The Public School and Education Employee Retirement Systems of Missouri has notified 349,246 employees and retirees of a security incident that occurred on September 11.
According to their notification letter, an employee’s email account was accessed by an unauthorized individual for less than one hour on that date before IT disabled the account after being alerted to the problem.
The email account contained names, PSRS/PEERS account numbers, and for some, date of birth.
The notification letter, a copy of which was submitted to the Maine Attorney General’s Office, is embedded below.

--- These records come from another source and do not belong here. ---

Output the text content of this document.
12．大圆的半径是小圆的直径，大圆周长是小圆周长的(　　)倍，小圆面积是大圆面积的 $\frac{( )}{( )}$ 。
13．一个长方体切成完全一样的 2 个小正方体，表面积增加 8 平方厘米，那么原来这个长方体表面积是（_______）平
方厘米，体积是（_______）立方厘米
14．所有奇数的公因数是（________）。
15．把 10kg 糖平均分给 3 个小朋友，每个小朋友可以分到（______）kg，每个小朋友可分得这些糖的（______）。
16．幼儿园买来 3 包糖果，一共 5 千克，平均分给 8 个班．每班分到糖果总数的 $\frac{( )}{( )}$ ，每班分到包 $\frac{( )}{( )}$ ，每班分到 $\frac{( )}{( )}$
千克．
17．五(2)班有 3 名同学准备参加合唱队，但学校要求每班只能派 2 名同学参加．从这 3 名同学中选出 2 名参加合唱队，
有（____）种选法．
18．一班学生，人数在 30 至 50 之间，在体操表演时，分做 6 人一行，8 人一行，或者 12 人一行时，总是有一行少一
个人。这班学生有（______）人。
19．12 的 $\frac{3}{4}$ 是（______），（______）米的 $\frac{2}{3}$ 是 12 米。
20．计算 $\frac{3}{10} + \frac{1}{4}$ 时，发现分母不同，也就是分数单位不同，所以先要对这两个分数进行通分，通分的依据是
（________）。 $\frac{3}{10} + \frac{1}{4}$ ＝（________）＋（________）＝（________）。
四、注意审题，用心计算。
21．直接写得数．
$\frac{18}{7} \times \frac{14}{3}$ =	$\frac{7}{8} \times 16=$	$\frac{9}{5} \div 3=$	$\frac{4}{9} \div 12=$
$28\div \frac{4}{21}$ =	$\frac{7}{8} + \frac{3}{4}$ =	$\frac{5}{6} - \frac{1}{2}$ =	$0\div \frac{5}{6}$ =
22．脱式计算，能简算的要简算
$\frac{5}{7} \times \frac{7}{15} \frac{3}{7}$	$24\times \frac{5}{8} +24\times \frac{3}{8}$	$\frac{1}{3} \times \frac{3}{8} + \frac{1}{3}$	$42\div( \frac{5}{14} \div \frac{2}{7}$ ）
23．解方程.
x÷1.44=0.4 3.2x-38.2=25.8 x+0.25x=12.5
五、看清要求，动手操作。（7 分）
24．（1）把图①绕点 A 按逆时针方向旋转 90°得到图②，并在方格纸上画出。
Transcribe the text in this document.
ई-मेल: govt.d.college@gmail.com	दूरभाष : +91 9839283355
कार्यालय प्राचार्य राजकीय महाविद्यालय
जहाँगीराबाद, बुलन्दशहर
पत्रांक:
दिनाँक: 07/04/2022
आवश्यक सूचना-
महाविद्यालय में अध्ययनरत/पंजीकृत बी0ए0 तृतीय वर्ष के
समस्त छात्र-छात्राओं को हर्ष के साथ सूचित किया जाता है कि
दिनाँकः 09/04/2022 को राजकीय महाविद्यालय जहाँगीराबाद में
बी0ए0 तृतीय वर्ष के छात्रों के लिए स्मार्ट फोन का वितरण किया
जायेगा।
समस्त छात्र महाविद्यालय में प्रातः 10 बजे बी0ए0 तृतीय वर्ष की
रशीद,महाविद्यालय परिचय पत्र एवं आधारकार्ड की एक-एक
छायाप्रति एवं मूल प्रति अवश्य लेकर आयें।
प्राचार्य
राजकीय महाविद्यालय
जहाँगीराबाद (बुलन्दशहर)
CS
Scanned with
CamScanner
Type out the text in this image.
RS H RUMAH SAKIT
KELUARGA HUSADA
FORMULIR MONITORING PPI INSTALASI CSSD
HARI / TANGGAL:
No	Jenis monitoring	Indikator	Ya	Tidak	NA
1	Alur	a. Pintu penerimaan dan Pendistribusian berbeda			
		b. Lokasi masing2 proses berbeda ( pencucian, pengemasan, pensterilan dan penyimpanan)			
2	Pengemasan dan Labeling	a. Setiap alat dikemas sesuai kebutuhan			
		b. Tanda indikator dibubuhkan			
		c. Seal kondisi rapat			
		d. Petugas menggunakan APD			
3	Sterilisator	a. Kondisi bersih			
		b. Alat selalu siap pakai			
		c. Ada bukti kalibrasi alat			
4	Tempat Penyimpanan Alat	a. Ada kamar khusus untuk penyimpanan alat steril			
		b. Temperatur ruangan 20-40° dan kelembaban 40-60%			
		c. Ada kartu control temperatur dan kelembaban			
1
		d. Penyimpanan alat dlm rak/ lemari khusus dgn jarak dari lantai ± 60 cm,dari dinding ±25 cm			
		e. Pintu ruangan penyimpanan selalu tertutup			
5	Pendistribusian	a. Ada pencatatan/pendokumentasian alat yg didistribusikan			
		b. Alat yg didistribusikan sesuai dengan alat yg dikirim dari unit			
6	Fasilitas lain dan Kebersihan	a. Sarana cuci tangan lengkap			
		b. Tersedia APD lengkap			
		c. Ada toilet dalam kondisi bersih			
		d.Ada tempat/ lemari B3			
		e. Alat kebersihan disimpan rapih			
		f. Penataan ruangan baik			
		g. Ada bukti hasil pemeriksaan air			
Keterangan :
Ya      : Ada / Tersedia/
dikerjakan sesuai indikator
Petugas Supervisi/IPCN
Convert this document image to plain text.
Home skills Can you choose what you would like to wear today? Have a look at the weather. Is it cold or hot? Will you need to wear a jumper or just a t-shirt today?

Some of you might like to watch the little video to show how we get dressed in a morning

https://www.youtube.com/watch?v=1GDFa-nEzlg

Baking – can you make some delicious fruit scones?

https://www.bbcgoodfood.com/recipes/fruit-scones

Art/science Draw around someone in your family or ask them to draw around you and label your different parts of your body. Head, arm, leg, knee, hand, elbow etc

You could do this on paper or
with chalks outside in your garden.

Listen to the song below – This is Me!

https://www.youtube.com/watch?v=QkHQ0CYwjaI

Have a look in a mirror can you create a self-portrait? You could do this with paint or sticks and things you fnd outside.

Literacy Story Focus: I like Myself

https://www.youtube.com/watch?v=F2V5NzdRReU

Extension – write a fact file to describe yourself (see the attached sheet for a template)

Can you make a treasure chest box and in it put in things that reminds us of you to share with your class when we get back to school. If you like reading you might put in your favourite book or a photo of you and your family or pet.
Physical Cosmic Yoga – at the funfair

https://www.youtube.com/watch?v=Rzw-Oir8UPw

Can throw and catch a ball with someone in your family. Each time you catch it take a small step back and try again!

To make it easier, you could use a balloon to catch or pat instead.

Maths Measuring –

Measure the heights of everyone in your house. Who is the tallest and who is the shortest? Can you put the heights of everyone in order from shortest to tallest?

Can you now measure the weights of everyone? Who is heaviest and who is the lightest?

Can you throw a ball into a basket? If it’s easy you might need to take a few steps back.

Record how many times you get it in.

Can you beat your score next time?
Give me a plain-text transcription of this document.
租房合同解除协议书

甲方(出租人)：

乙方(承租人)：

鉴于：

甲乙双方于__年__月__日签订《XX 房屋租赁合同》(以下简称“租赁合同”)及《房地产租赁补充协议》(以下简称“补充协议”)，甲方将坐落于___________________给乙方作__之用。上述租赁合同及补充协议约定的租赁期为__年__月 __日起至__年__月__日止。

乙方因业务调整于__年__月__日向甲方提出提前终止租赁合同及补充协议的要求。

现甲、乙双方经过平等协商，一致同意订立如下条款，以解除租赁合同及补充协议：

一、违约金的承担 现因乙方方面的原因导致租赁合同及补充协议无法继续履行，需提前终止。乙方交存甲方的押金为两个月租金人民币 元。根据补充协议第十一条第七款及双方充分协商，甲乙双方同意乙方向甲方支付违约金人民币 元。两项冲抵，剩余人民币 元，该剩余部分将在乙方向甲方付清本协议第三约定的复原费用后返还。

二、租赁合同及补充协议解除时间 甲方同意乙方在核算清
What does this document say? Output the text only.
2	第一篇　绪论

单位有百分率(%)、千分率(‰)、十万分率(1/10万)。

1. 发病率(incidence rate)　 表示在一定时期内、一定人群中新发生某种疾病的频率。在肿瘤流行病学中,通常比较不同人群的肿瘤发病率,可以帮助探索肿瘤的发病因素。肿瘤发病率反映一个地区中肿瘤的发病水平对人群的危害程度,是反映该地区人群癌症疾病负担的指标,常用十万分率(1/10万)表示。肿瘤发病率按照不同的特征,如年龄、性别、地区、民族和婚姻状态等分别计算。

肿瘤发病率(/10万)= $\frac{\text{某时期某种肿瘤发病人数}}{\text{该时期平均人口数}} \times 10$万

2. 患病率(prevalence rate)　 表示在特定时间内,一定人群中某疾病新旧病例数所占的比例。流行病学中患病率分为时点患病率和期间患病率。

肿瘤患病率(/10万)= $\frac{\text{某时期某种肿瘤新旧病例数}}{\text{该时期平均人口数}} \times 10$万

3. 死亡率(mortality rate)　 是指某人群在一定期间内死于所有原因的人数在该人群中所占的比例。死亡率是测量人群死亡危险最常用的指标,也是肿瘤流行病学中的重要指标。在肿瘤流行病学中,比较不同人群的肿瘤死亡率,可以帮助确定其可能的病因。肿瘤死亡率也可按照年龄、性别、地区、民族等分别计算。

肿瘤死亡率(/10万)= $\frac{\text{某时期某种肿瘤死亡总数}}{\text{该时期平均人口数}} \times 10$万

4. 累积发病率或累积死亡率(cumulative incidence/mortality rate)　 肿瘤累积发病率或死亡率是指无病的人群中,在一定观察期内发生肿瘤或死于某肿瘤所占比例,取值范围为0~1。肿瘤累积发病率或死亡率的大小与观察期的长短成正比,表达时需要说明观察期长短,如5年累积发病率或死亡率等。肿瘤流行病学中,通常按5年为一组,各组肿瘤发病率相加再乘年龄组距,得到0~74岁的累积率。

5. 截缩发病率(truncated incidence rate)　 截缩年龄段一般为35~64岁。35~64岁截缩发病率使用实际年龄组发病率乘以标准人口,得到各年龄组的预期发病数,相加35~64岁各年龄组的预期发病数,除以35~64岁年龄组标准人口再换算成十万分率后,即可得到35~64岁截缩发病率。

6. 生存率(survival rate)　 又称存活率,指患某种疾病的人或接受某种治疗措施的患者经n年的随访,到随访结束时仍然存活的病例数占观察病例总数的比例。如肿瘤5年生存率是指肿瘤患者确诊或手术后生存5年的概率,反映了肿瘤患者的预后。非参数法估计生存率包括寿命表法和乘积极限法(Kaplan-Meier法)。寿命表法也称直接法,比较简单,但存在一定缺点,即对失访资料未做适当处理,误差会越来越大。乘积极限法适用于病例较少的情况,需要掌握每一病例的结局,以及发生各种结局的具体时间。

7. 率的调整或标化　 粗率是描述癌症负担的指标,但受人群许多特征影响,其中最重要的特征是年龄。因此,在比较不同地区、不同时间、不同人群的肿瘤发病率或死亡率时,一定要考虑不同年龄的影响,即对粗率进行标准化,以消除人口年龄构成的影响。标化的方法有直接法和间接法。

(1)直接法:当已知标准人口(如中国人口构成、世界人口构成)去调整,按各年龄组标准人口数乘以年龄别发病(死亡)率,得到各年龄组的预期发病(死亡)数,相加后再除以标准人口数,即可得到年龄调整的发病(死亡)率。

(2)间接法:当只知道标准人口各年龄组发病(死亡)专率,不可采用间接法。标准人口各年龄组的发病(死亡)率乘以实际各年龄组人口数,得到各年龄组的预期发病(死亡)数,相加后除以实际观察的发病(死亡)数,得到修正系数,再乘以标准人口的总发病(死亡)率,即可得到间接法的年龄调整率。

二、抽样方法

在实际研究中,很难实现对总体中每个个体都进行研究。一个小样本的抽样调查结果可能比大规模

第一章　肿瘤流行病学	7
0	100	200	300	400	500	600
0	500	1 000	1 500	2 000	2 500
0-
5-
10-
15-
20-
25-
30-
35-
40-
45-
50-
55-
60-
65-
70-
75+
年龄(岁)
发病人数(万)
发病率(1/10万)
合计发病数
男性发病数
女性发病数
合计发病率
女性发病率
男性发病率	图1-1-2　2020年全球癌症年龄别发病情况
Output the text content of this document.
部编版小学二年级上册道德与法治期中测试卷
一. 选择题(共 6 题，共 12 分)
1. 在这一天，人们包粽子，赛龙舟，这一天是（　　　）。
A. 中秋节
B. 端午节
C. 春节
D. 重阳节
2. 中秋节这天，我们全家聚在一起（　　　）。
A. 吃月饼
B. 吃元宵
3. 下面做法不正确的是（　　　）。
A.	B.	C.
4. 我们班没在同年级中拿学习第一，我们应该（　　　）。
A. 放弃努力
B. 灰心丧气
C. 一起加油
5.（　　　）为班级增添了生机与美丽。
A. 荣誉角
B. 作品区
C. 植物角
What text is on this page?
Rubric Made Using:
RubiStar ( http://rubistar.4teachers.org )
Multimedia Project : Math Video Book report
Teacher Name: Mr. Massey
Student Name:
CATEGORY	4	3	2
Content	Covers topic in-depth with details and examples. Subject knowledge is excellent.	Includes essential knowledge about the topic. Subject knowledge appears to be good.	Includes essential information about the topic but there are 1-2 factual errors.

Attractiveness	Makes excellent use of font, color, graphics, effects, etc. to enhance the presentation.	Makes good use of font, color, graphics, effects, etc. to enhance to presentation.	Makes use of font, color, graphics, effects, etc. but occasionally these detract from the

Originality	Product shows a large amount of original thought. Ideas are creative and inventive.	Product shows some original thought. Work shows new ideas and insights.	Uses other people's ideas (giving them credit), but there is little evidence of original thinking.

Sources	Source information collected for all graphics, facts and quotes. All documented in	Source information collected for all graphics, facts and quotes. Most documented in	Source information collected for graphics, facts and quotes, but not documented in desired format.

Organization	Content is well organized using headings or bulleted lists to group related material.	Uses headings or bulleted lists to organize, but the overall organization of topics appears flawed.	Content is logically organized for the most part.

This incident is separate from another incident in which a St. Louis Post-Dispatch reporter found a vulnerability in a state agency web site that allowed people to view teachers’ SSN. The paper notified the state agency, only to have Governor Parson declare the reporter a hacker and claim that the state has referred the matter for criminal prosecution. That the governor does not seem to appreciate the shortsightedness of his incident response predicts some troubling times ahead for the state when other vulnerabilities are discovered.
In any event, the email account compromise incident does appear to be an external hack, and maybe, just maybe, the state should be looking at itself to see why basic security hygiene and protocols have not been in place or deployed properly. Apart from the issue of whether SSN had been encoded in the other system, did the employee’s email account have MFA on it? If not, why not? How did the threat actor gain access to that account?